Innovating in Data Science and Machine Learning: Modeling Better Together

This article is by Alan Jacobson and originally appeared on the Alteryx Analytics Blog here: https://community.alteryx.com/t5/Analytics-Blog/Innovating-in-Data-Science-and-Machine-Learning-Modeling-Better/ba-p/472421

 

What is Feature Engineering?

First, before we go too far into all the reasons why we are excited, let’s talk a bit about what Feature Engineering is all about. Dr. Jason Brownlee, an expert in the artificial intelligence (AI) and machine learning (ML) world is quoted in saying, “Feature engineering is the process of transforming raw data into features that better represent the underlying problem to the predictive models, resulting in improved model accuracy on unseen data”. This process includes doing things like determining if a date is a weekend or weekday or computing the peak value across a set of values. These features may be the key element in allowing one to predict something like when a customer will buy a product. In addition, data augmentation can be leveraged as part of feature engineering to further enhance the feature set. For example, if you have the zip codes of customers, and can leverage census data, you can see if the average income in that zip code is a strong indicator of who a customer might be.

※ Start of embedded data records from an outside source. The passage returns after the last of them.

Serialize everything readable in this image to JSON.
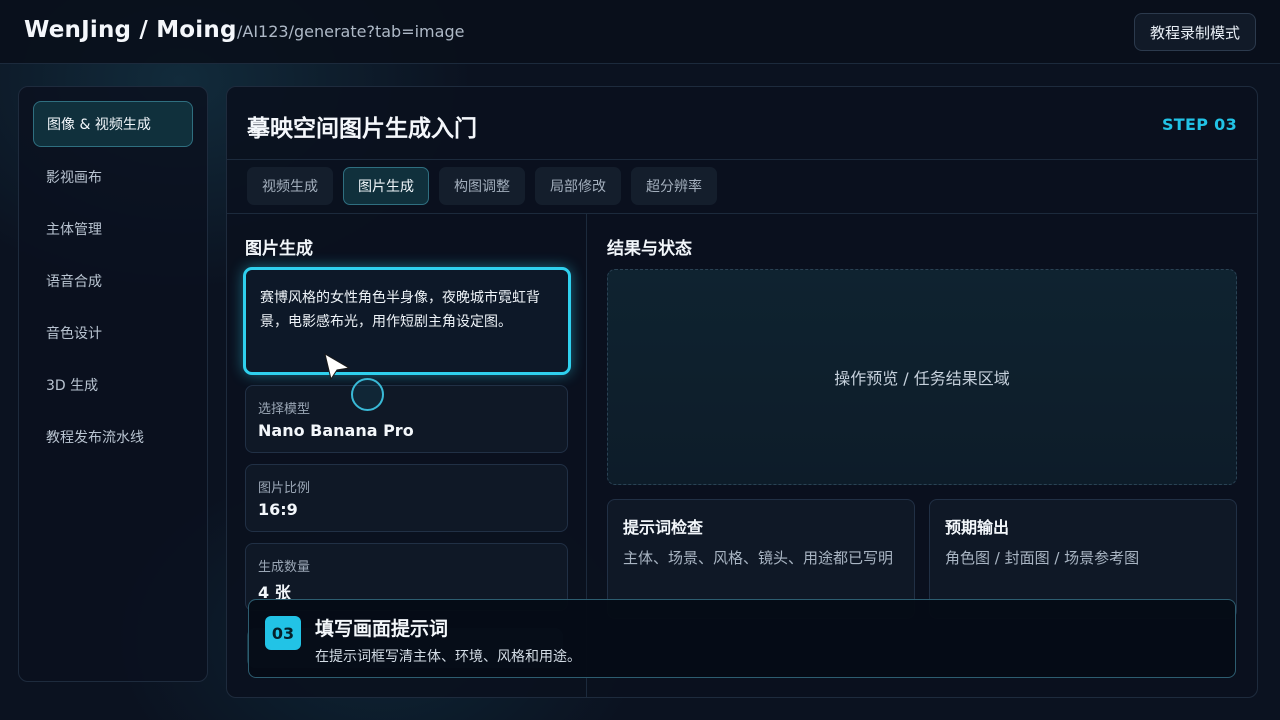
{
  "header": {
    "brand": "WenJing / Moing",
    "path": "/AI123/generate?tab=image",
    "record_button": "教程录制模式"
  },
  "sidebar": {
    "items": [
      {
        "label": "图像 & 视频生成",
        "active": true
      },
      {
        "label": "影视画布"
      },
      {
        "label": "主体管理"
      },
      {
        "label": "语音合成"
      },
      {
        "label": "音色设计"
      },
      {
        "label": "3D 生成"
      },
      {
        "label": "教程发布流水线"
      }
    ]
  },
  "main": {
    "title": "摹映空间图片生成入门",
    "step": "STEP 03",
    "tabs": [
      {
        "label": "视频生成"
      },
      {
        "label": "图片生成",
        "active": true
      },
      {
        "label": "构图调整"
      },
      {
        "label": "局部修改"
      },
      {
        "label": "超分辨率"
      }
    ],
    "left": {
      "title": "图片生成",
      "prompt": "赛博风格的女性角色半身像，夜晚城市霓虹背景，电影感布光，用作短剧主角设定图。",
      "fields": [
        {
          "label": "选择模型",
          "value": "Nano Banana Pro"
        },
        {
          "label": "图片比例",
          "value": "16:9"
        },
        {
          "label": "生成数量",
          "value": "4 张"
        }
      ]
    },
    "right": {
      "title": "结果与状态",
      "preview_text": "操作预览 / 任务结果区域",
      "cards": [
        {
          "title": "提示词检查",
          "text": "主体、场景、风格、镜头、用途都已写明"
        },
        {
          "title": "预期输出",
          "text": "角色图 / 封面图 / 场景参考图"
        }
      ]
    }
  },
  "overlay": {
    "badge": "03",
    "title": "填写画面提示词",
    "text": "在提示词框写清主体、环境、风格和用途。"
  },
  "colors": {
    "accent": "#22c3e6",
    "background": "#0b1220",
    "active_bg": "#10303c"
  }
}
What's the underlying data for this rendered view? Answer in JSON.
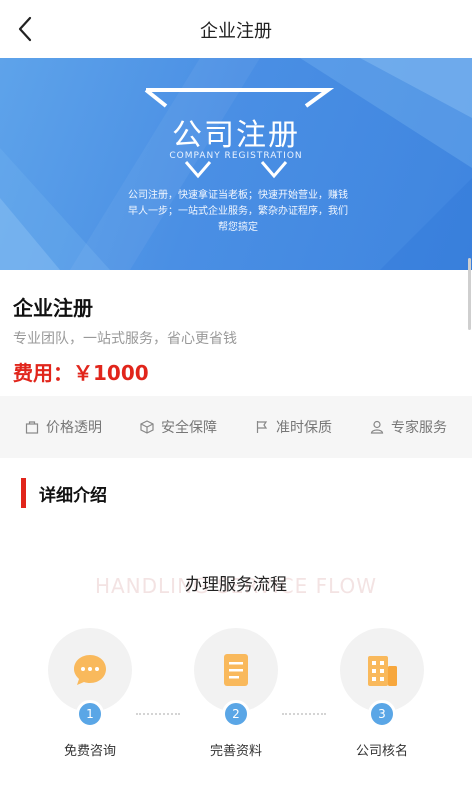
{
  "header": {
    "title": "企业注册",
    "back_icon": "chevron-left-icon"
  },
  "banner": {
    "title": "公司注册",
    "subtitle": "COMPANY REGISTRATION",
    "description": "公司注册，快速拿证当老板；快速开始营业，赚钱早人一步；一站式企业服务，繁杂办证程序，我们帮您搞定",
    "gradient_start": "#5ea3ea",
    "gradient_end": "#3f85df"
  },
  "product": {
    "name": "企业注册",
    "slogan": "专业团队，一站式服务，省心更省钱",
    "price": "费用：￥1000",
    "price_color": "#e1251b"
  },
  "features": [
    {
      "label": "价格透明",
      "icon": "bag-icon"
    },
    {
      "label": "安全保障",
      "icon": "cube-icon"
    },
    {
      "label": "准时保质",
      "icon": "flag-icon"
    },
    {
      "label": "专家服务",
      "icon": "person-icon"
    }
  ],
  "detail": {
    "section_title": "详细介绍",
    "flow_watermark": "HANDLING SERVICE FLOW",
    "flow_title": "办理服务流程",
    "steps": [
      {
        "number": "1",
        "label": "免费咨询",
        "icon": "chat-bubble-icon"
      },
      {
        "number": "2",
        "label": "完善资料",
        "icon": "document-icon"
      },
      {
        "number": "3",
        "label": "公司核名",
        "icon": "building-icon"
      }
    ],
    "accent_color": "#5aa6e6"
  }
}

Why is Feature Engineering Important?

The art of feature engineering is incredibly important in both understanding data sets, as well as in creating models. Why are sales fluctuating on different dates?  Is it because some days are holidays, weekends or some other factor?  So, how important is feature engineering to analyze and ultimately get positive outcomes with ML? Surveys of AI and ML experts suggest it is the MOST important factor on successful outcomes, as shown in this survey from Kaggle.

Kaggle Survey

Ranking the Importance of Various Parameters on the

Outcome of Machine Learning Models

kaggle survey.png

Data Scientists can manually create these features leveraging Alteryx, but to automatically explore complex data sets and add these features quickly not only saves time, but can ultimately be the difference between successfully seeing the pattern in the data or failing to get the business outcome desired.

Andrew Ng described the challenge of feature engineering in this way: “Coming up with features is difficult, time-consuming and requires expert knowledge. ‘Applied machine learning’ is basically feature engineering.”  As the co-founder of Google Brain, former chief scientist at Baidu, professor at Stanford University and director of AI Lab, and co-founder of deep-learning.ai, I believe his point of view is coming from a great body of experience.

Automating the Feature Engineering task will not only speed up the process and increase success but will help the modern-day data worker upskill and become more capable at machine learning.  Putting tools like this in the hands of the workforce will ultimately accelerate the digital transformation of the enterprise.